President-elect Donald Trump slammed the cost of a new Air Force One and used Twitter to call for canceling the new aircraft fleet Tuesday, raising questions about the future of the program managed at Wright-Patterson Air Force Base.

In a tweet sent at 8:52 a.m., the president-elect wrote: "Boeing is building a brand new 747 Air Force One for future presidents, but costs are out of control, more than $4 billion. Cancel order!"

Boeing spokesman Todd Blecher declined comment and referred all questions to the Air Force, which did not immediately release a response.

The Air Force is planning to replace two aging Boeing 747-200s that serve as Air Force One when the president is aboard with two newer and highly modified Boeing 747-8 airliners. The jets were expected to join the fleet by 2024, replacing a current fleet that will be more than three decades old at the time.

A program official at Wright-Patterson has said the White House has urgently asked for the jets because of reliability concerns as the planes age, among other concerns.

Richard Aboulafia, a senior aviation analyst with the Virginia-based Teal Group, said in an email the tweet was "complete nonsense. But making program management and military requirements decisions via tweet is just very wrong."

In an interview, he said the president-elect's position on the Air Force One replacement was "very concerning."

"This is not from the standpoint of the contract, but just from deeper lack of understanding for what the president does," he said. "It's very important for the president to travel, visit other places in the country, and other countries and be able to manage national emergencies while he travels. You can't do that without Air Force One.

"Now the alternative is he thinks a 50-year-old Air Force One will do the job," Aboulafia said. "Hopefully, nobody can be that completely misinformed."

A message seeking comment was sent to Trump spokespersons this morning.

Todd Harrison, director of the aerospace project at the Center for Strategic and International Studies in Washington, D.C., said it's a tradition for an outgoing president to request a new Air Force One "so that it would not be seen as being for personal benefit." President George H.W. Bush's administration OK'd the purchase of the current fleet, he noted.

"If Trump cancels the program now, it could be another eight years before a new replacement program is started, so that aircraft would be pushing 40 years old by then," Harrison wrote.

The production of the iconic Boeing 747 jumbo jet could come to an end "so it's not clear that the Air Force would be able to buy a commercial derivative plane like the 747 from a U.S. company in the future."

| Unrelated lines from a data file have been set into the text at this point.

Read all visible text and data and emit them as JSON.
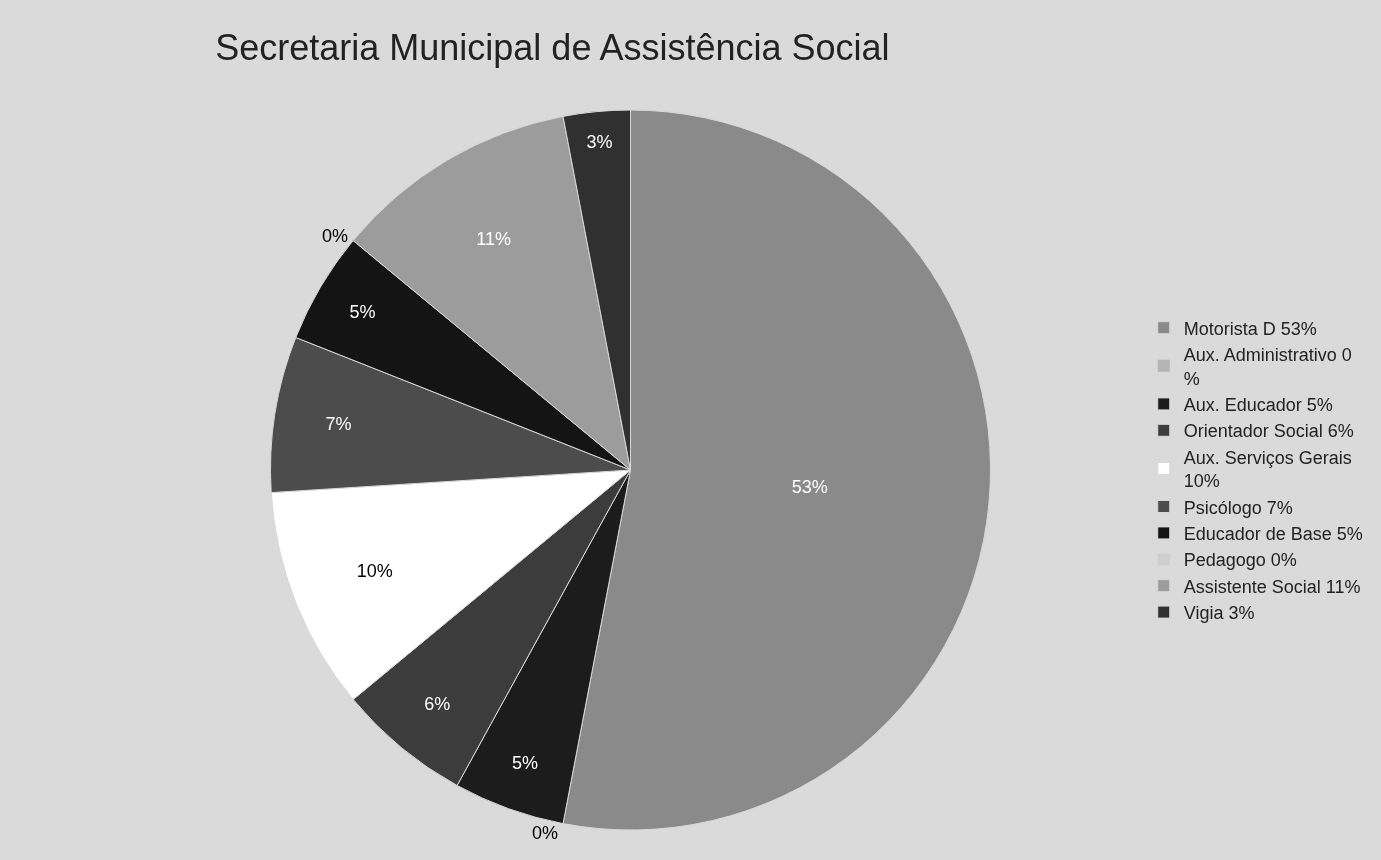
{
  "chart_data": {
    "type": "pie",
    "title": "Secretaria Municipal de Assistência Social",
    "categories": [
      "Motorista D 53%",
      "Aux. Administrativo 0 %",
      "Aux. Educador 5%",
      "Orientador Social 6%",
      "Aux. Serviços Gerais 10%",
      "Psicólogo 7%",
      "Educador de Base 5%",
      "Pedagogo 0%",
      "Assistente Social 11%",
      "Vigia 3%"
    ],
    "values": [
      53,
      0,
      5,
      6,
      10,
      7,
      5,
      0,
      11,
      3
    ],
    "colors": [
      "#8a8a8a",
      "#b4b4b4",
      "#1c1c1c",
      "#3c3c3c",
      "#ffffff",
      "#4c4c4c",
      "#141414",
      "#cfcfcf",
      "#9c9c9c",
      "#303030"
    ],
    "value_labels": [
      "53%",
      "0%",
      "5%",
      "6%",
      "10%",
      "7%",
      "5%",
      "0%",
      "11%",
      "3%"
    ],
    "legend": "right"
  }
}
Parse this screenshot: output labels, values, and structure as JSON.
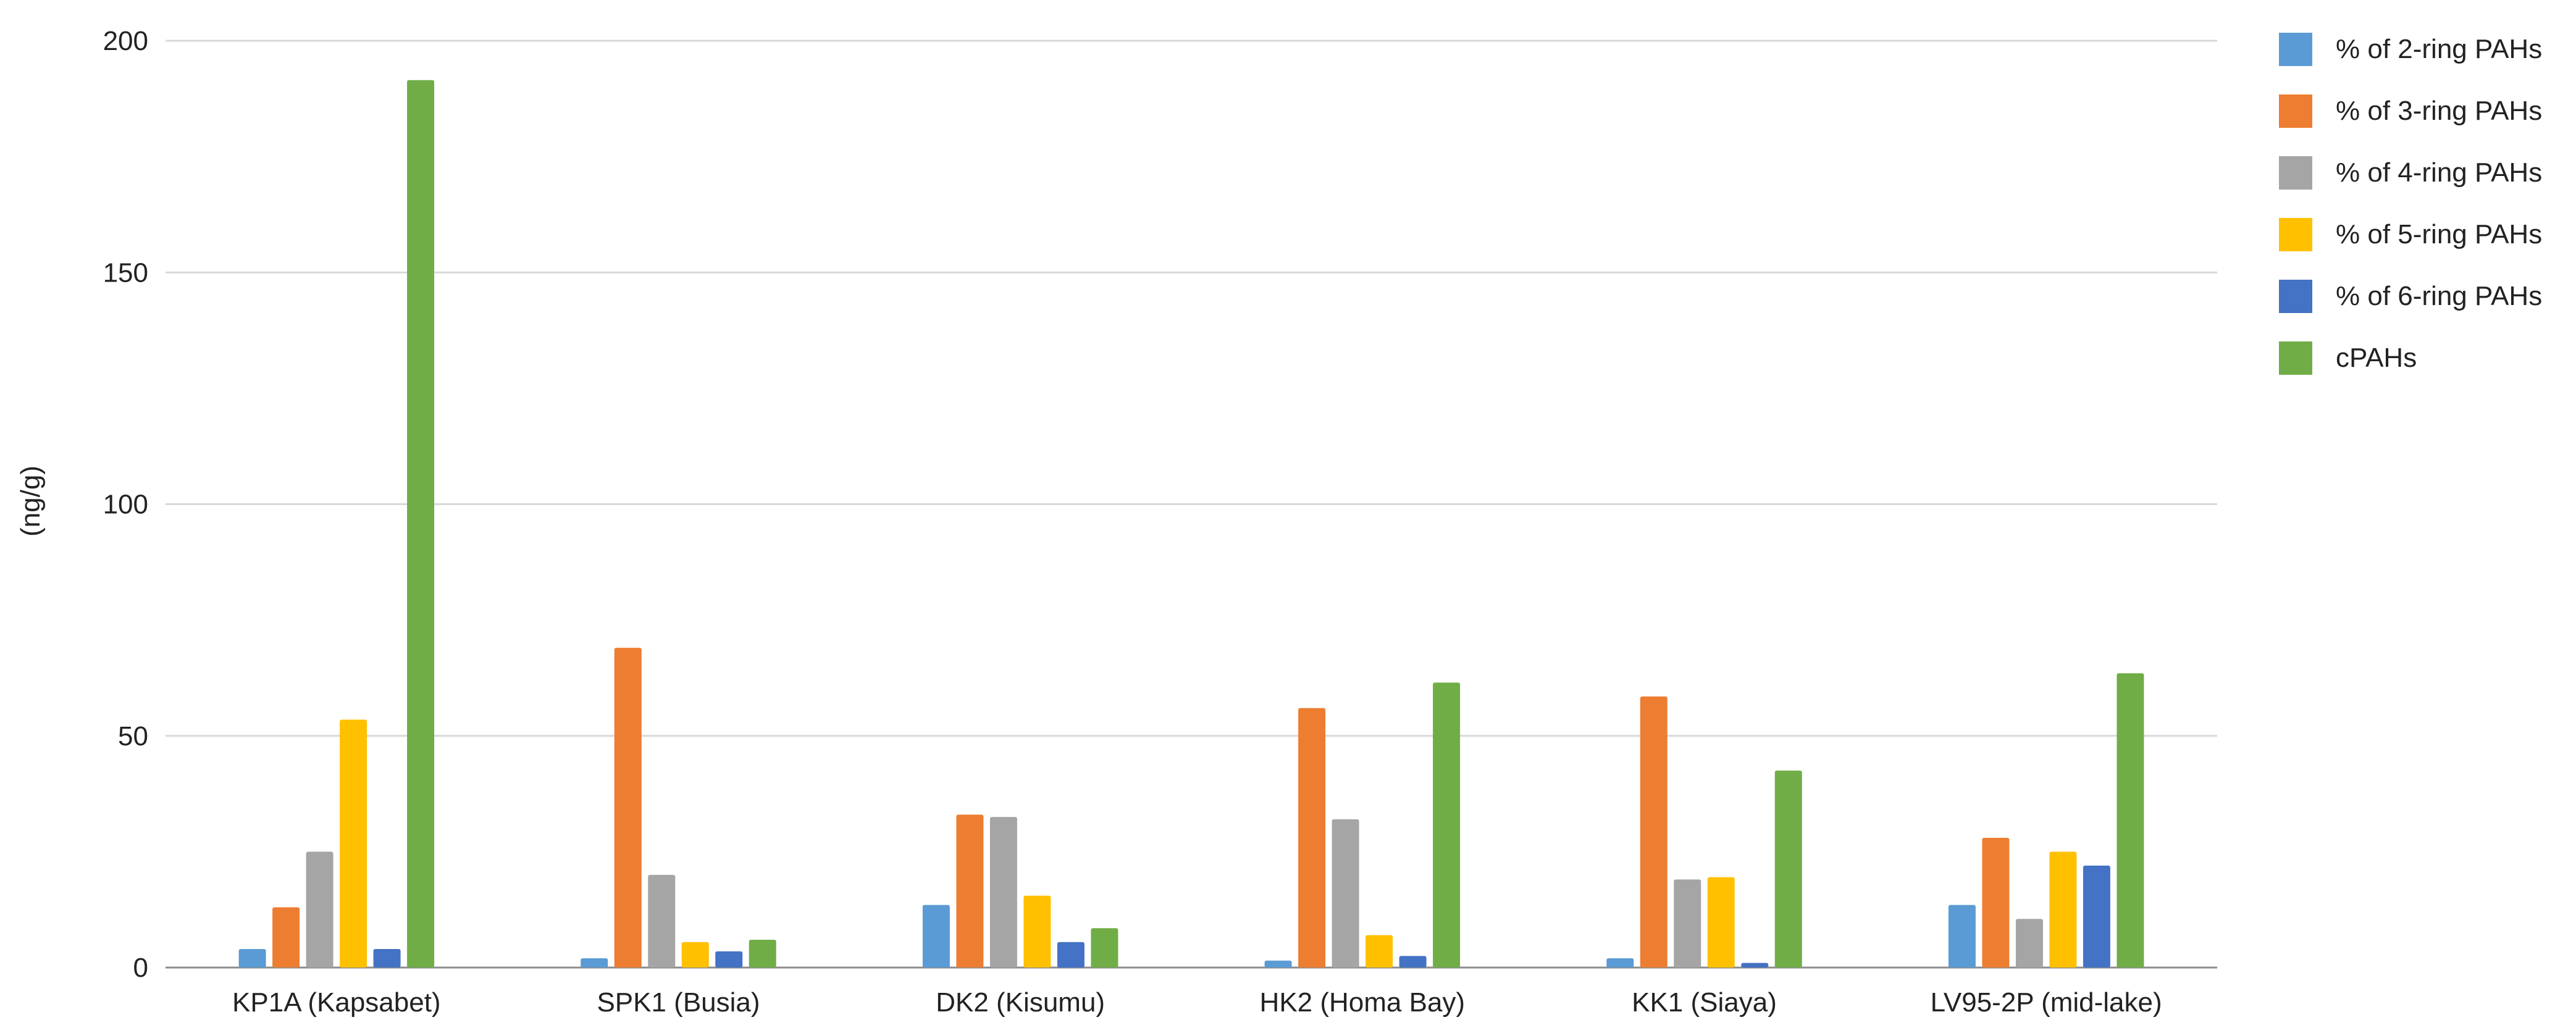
{
  "chart_data": {
    "type": "bar",
    "title": "",
    "xlabel": "",
    "ylabel": "(ng/g)",
    "ylim": [
      0,
      200
    ],
    "yticks": [
      "0",
      "50",
      "100",
      "150",
      "200"
    ],
    "grid": "horizontal",
    "legend_position": "right",
    "categories": [
      "KP1A (Kapsabet)",
      "SPK1 (Busia)",
      "DK2 (Kisumu)",
      "HK2 (Homa Bay)",
      "KK1 (Siaya)",
      "LV95-2P (mid-lake)"
    ],
    "series": [
      {
        "name": "% of 2-ring PAHs",
        "color": "#5B9BD5",
        "values": [
          4,
          2,
          13.5,
          1.5,
          2,
          13.5
        ]
      },
      {
        "name": "% of 3-ring PAHs",
        "color": "#ED7D31",
        "values": [
          13,
          69,
          33,
          56,
          58.5,
          28
        ]
      },
      {
        "name": "% of 4-ring PAHs",
        "color": "#A5A5A5",
        "values": [
          25,
          20,
          32.5,
          32,
          19,
          10.5
        ]
      },
      {
        "name": "% of 5-ring PAHs",
        "color": "#FFC000",
        "values": [
          53.5,
          5.5,
          15.5,
          7,
          19.5,
          25
        ]
      },
      {
        "name": "% of 6-ring PAHs",
        "color": "#4472C4",
        "values": [
          4,
          3.5,
          5.5,
          2.5,
          1,
          22
        ]
      },
      {
        "name": "cPAHs",
        "color": "#70AD47",
        "values": [
          191.5,
          6,
          8.5,
          61.5,
          42.5,
          63.5
        ]
      }
    ]
  }
}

Neither Boeing nor the Air Force has released the latest figures on the program.

Aboulafia said the more than $4 billion Trump cited was "about right over 10 years."

"It's incredibly expensive to be able to manage a country and fight a war from the air, and build two planes that can do that," he said. But he rejected the claim the costs were "out of control."

Loren B. Thompson, a senior defense analyst at the Virginia-based Lexington Institute and a defense industry consultant, said in an email the president-elect "probably overstates" the cost of the two new jets.

"Boeing thinks the program will cost less, but it is hard to say precisely how much because the Air Force hasn't finalized the requirements for the program.

"This is a plane that might need to remain airborne for days during a nuclear war," Thompson wrote. "It must be able to carry out functions no other plane in the world would need to accomplish."

The jet's cost is driven by its mission with self-protection measures such as shielding against electromagnetic pulse in a nuclear explosion and specialized communication gear to command a nuclear strike "which is why it is so much more expensive than the planes Trump is used to buying," Harrison wrote.

The National Museum of the U.S. Air Force hopes to land one of the current Air Force Ones when the plane was expected to be retired in the next decade to add to its collection of 10 presidential aircraft.